Jadis lieu d’ébullition intellectuelle et d’affirmation idéologique, l’université de Dakar s’est transformée en no man’s land où des groupuscules prennent en otage tout un système.

C’était un lieu de confrontation d’idées. Les références étaient  Marx, Lénine,  Trotski, Mao Zedong, Rosa Luxembourg, Antonio Gramsci  et consorts. L’université Cheikh Anta Diop a, par le passé, été un ardent foyer de contestation de l’ordre établi et des injustices sociales. « La toile de fond de cet activisme est à rechercher dans la lutte pour l’indépendance et la transformation des options de développement », nous explique Momar Coumba Diop, dans Trajectoire d’un Etat. Selon le chercheur, les étudiants se sont comportés comme un élément de pression sur la classe dirigeante, pour restaurer la dignité du pays à travers une critique virulente du néo-colonialisme.  Ce militantisme étudiant a joué un rôle de premier plan dans la lutte pour l’instauration d’un système démocratique et stimulé les autres forces sociales. Par la force des convictions, les étudiants ont contribué aux changements politiques.

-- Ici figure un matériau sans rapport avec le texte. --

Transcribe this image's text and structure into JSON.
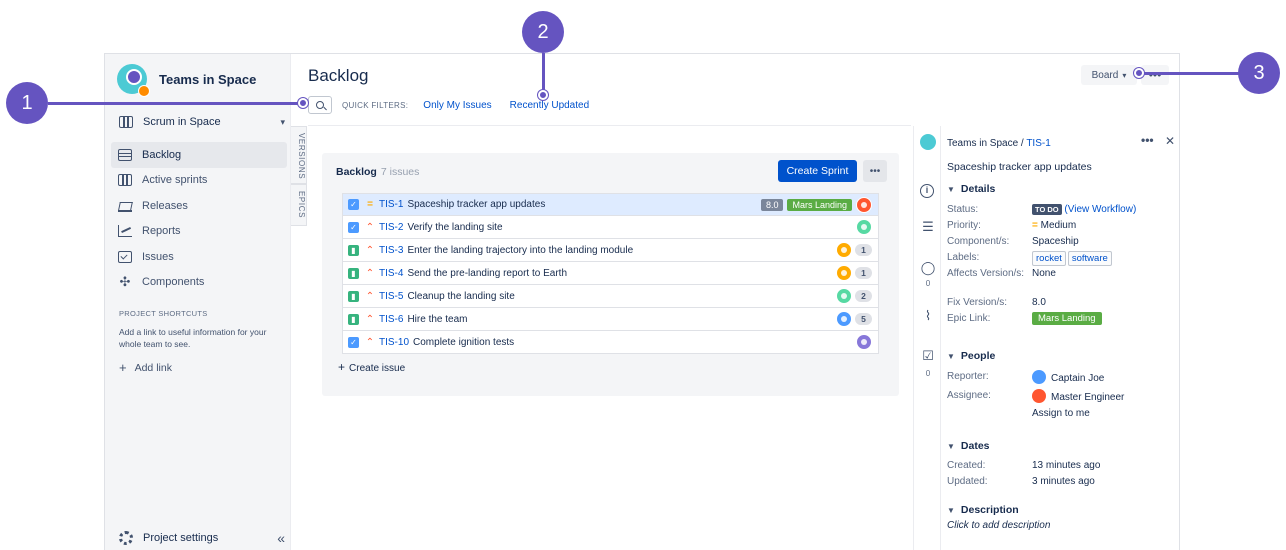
{
  "sidebar": {
    "project_name": "Teams in Space",
    "board_select": "Scrum in Space",
    "nav": [
      {
        "label": "Backlog",
        "icon": "backlog-icon",
        "active": true
      },
      {
        "label": "Active sprints",
        "icon": "board-icon"
      },
      {
        "label": "Releases",
        "icon": "ship-icon"
      },
      {
        "label": "Reports",
        "icon": "chart-icon"
      },
      {
        "label": "Issues",
        "icon": "issues-icon"
      },
      {
        "label": "Components",
        "icon": "puzzle-icon"
      }
    ],
    "shortcuts_title": "PROJECT SHORTCUTS",
    "shortcuts_desc": "Add a link to useful information for your whole team to see.",
    "add_link": "Add link",
    "project_settings": "Project settings",
    "collapse_glyph": "«"
  },
  "vtabs": [
    "VERSIONS",
    "EPICS"
  ],
  "main": {
    "title": "Backlog",
    "quick_filters_label": "QUICK FILTERS:",
    "quick_filters": [
      "Only My Issues",
      "Recently Updated"
    ],
    "board_button": "Board",
    "more_button": "•••"
  },
  "backlog": {
    "title": "Backlog",
    "count": "7 issues",
    "create_sprint": "Create Sprint",
    "more": "•••",
    "create_issue": "Create issue",
    "issues": [
      {
        "key": "TIS-1",
        "summary": "Spaceship tracker app updates",
        "type": "task",
        "priority": "medium",
        "estimate": "8.0",
        "epic": "Mars Landing",
        "avatar": "red",
        "points": "",
        "selected": true
      },
      {
        "key": "TIS-2",
        "summary": "Verify the landing site",
        "type": "task",
        "priority": "high",
        "estimate": "",
        "epic": "",
        "avatar": "teal",
        "points": ""
      },
      {
        "key": "TIS-3",
        "summary": "Enter the landing trajectory into the landing module",
        "type": "story",
        "priority": "high",
        "estimate": "",
        "epic": "",
        "avatar": "orange",
        "points": "1"
      },
      {
        "key": "TIS-4",
        "summary": "Send the pre-landing report to Earth",
        "type": "story",
        "priority": "high",
        "estimate": "",
        "epic": "",
        "avatar": "orange",
        "points": "1"
      },
      {
        "key": "TIS-5",
        "summary": "Cleanup the landing site",
        "type": "story",
        "priority": "high",
        "estimate": "",
        "epic": "",
        "avatar": "teal",
        "points": "2"
      },
      {
        "key": "TIS-6",
        "summary": "Hire the team",
        "type": "story",
        "priority": "high",
        "estimate": "",
        "epic": "",
        "avatar": "blue",
        "points": "5"
      },
      {
        "key": "TIS-10",
        "summary": "Complete ignition tests",
        "type": "task",
        "priority": "high",
        "estimate": "",
        "epic": "",
        "avatar": "purple",
        "points": ""
      }
    ]
  },
  "icon_column": {
    "comments_count": "0",
    "subtasks_count": "0"
  },
  "detail": {
    "project": "Teams in Space",
    "separator": " / ",
    "key": "TIS-1",
    "more": "•••",
    "close": "✕",
    "summary": "Spaceship tracker app updates",
    "details_title": "Details",
    "status_label": "Status:",
    "status_value": "TO DO",
    "view_workflow_open": "(",
    "view_workflow": "View Workflow",
    "view_workflow_close": ")",
    "priority_label": "Priority:",
    "priority_value": "Medium",
    "components_label": "Component/s:",
    "components_value": "Spaceship",
    "labels_label": "Labels:",
    "labels": [
      "rocket",
      "software"
    ],
    "affects_label": "Affects Version/s:",
    "affects_value": "None",
    "fix_label": "Fix Version/s:",
    "fix_value": "8.0",
    "epic_label": "Epic Link:",
    "epic_value": "Mars Landing",
    "people_title": "People",
    "reporter_label": "Reporter:",
    "reporter_value": "Captain Joe",
    "assignee_label": "Assignee:",
    "assignee_value": "Master Engineer",
    "assign_to_me": "Assign to me",
    "dates_title": "Dates",
    "created_label": "Created:",
    "created_value": "13 minutes ago",
    "updated_label": "Updated:",
    "updated_value": "3 minutes ago",
    "description_title": "Description",
    "description_placeholder": "Click to add description"
  },
  "callouts": [
    "1",
    "2",
    "3"
  ],
  "colors": {
    "accent": "#0052cc",
    "callout": "#6554c0",
    "epic": "#5aac44"
  }
}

« Les différentes factions du mouvement étudiant ont reflété les positions des partis de la gauche. Le mouvement étudiant est resté fidèle à la mémoire locale de l’opposition qui est une mémoire de transgression des valeurs institutionnelles. Elle est concentrée dans des débats idéologiques particulièrement intenses et dans l’attente de l’explosion du mouvement révolutionnaire », ajoute l’auteur. Cette vocation que l’université s’était donnée  fait place actuellement à une situation moins reluisante. Peu à peu, ce lieu s’est vidé de sa substance grise pour laisser émerger des comportements asociaux. L’émergence d’organisations assimilables à des gangs est illustrative de cette décadence intellectuelle. C’est le cas de « Kékendoo ». Ce nom qui signifie littéralement dans la langue Socé (le vrai homme), regroupe particulièrement les étudiants de la zone Sud. La naissance de cette organisation date de 2003, même si auparavant elle était dans un état embryonnaire. Très pacifique au début, Kékendoo a changé de visage lorsqu’il  décide de revendiquer un quota de chambres pour Casamançais, en 2006. Des codifications ont été émaillées de violence et de batailles rangées. Ensuite, les partisans de l’organisation sont entrés par effraction dans l’Amicale de la faculté des Lettres et des Sciences humaines. Fort de près d’un millier de membres et de sympathisants, Kékendoo est surtout composé de personnes bien bâties qui passent l’essentiel de leur temps dans la salle de musculation de l’Ucad, au moment où leurs camarades se bousculent dans les amphithéâtres. En 2005,  lors de  l’élection de l’amicale où il  postule sous la couleur de la liste « bleue », Kékendo a fait montre d’une violence inouïe. Tout au long de la campagne, les membres de l’organisation arrachent les affiches des leurs concurrents, juste après leur collage et en leur présence. Le jour du scrutin, armés jusqu’aux dents, ils font  régner la terreur.  Allant jusqu’à  séquestrer le Doyen  de la faculté, accusé  d’appartenir au Parti  socialiste. Les mêmes scénarii se sont répétés lors du paiement des bourses. Soutenue par des pontes du régime d’alors, cette organisation a souvent été un bras armé du Parti démocratique sénégalais. Une sorte de milice d’étudiants à la solde des libéraux. Avec le changement de régime, Kékendoo a perdu de ses forces et compte de moins en moins d’adhérents. L’exemple de cette organisation est symptomatique de la crise qui secoue l’université de Dakar.